La jerarquía
Gonzalo Esteban
09 de mayo de 2012
Hay una serie de conceptos contra los cuales la izquierda española y, por ende, europea emplean toda su artillería intelectual y mediática, no con el objetivo de someterlos a un examen crítico, sino simplemente de eliminarlos de toda reflexión y debate público. Son conceptos que no deben “pensarse”.
Todo aquel que se acerque a ellos corre el riesgo se ser señalado por el dedo acusador de los guardianes de lo “políticamente correcto”. Será expulsado del paraíso igualitario” y condenado a formar parte de las “huestes luciferinas”, estigmatizado como reaccionario o, peor aún, como fascista. Se verá empujado al ostracismo más miserable sin posibilidad alguna de redención.

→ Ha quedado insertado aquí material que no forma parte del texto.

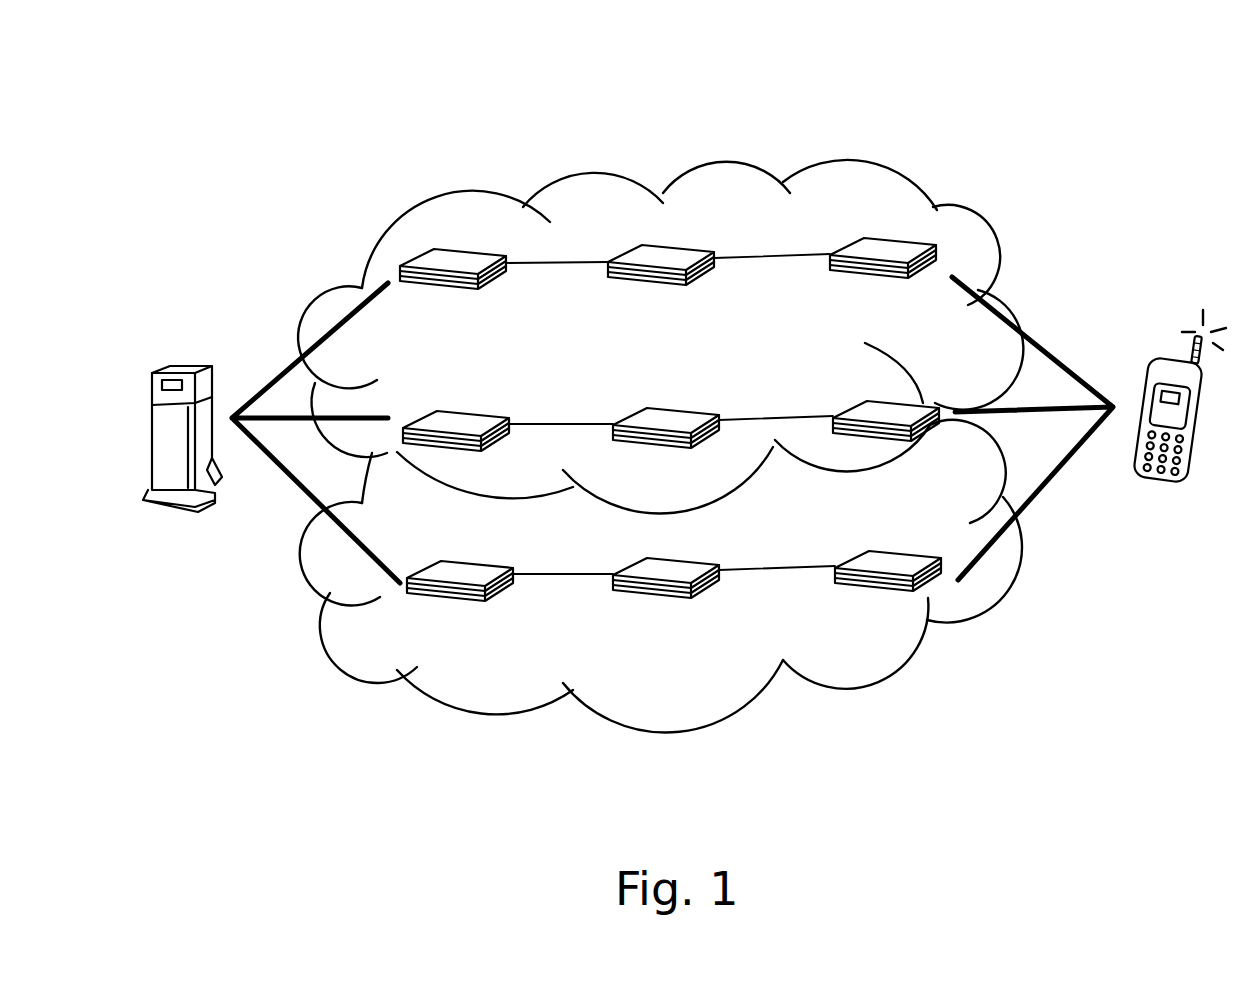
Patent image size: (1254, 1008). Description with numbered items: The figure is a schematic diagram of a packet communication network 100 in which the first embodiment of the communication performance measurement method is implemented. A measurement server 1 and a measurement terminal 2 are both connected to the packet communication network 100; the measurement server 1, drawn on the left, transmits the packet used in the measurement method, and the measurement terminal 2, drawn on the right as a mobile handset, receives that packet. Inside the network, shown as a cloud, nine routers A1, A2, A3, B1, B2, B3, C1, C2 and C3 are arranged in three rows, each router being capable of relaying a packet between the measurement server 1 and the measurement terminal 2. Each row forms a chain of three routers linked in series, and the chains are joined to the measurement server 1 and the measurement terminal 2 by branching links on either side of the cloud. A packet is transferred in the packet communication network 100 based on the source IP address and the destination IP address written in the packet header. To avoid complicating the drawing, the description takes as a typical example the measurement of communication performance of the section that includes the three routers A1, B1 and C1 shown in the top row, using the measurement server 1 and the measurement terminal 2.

The packet communication network 100 is at (748, 123).
The measurement server 1 is at (167, 448).
The measurement terminal 2 is at (1178, 375).
The router A1 is at (470, 258).
The router B1 is at (680, 254).
The router C1 is at (897, 247).
The router A2 is at (472, 422).
The router B2 is at (682, 417).
The router C2 is at (901, 410).
The router A3 is at (472, 572).
The router B3 is at (682, 567).
The router C3 is at (901, 560).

Pese a ello, conceptos como identidad, tradición, comunidad o espíritu forman parte del bagaje cultural e ideológico de algunos hombres valientes. Hombres para los cuales el “mito sobrehumanista locchiano”, con su defensa de la jerarquía y del espíritu aristocrático no son palabras hueras ni vacías.
La jerarquía, último valladar, sin duda, contra la barbarie. Antídoto a la doctrina igualitaria —tan inane como hipócrita, pues la desigualdad real es cada vez mayor— que pretende convertir a los hombres en una masa informe y narcotizada de ciudadanos-esclavos (pero “esclavos felices”, como dice Portella).
En palabras de Nietzsche: “la jerarquía lo único que hace es formular la ley suprema de la vida misma, la separación de los tres tipos (los preponderantemente espirituales, los preponderantemente fuertes de músculos y temperamento y, por último, los que no destacan ni en una cosa ni en otra, los mediocres) es necesaria para la conservación de la sociedad, para hacer posibles a los tipos superiores y supremos”.
Contrariamente a lo defendido por las doctrinas marxistas, esta “ley jerárquica” no tendría como consecuencia inmediata la “lucha de clases”, sino una “armonía” social en la que cada hombre supiese a ciencia cierta el lugar que debe ocupar.
Lejos de cualquier determinismo, ningún fatum, ninguna divinidad determina el encuadramiento del hombre en uno de los tres tipos señalados más arriba. Al contrario, es nuestro espíritu y, sobre todo, nuestra voluntad la que decide la pertenencia a cada uno de ellos.
En nuestras manos queda engrosar las filas, ya numerosas, de los mediocres o, parafraseando a Julius Evola, “revolviéndonos contra el mundo moderno” acceder al grupo de los elegidos.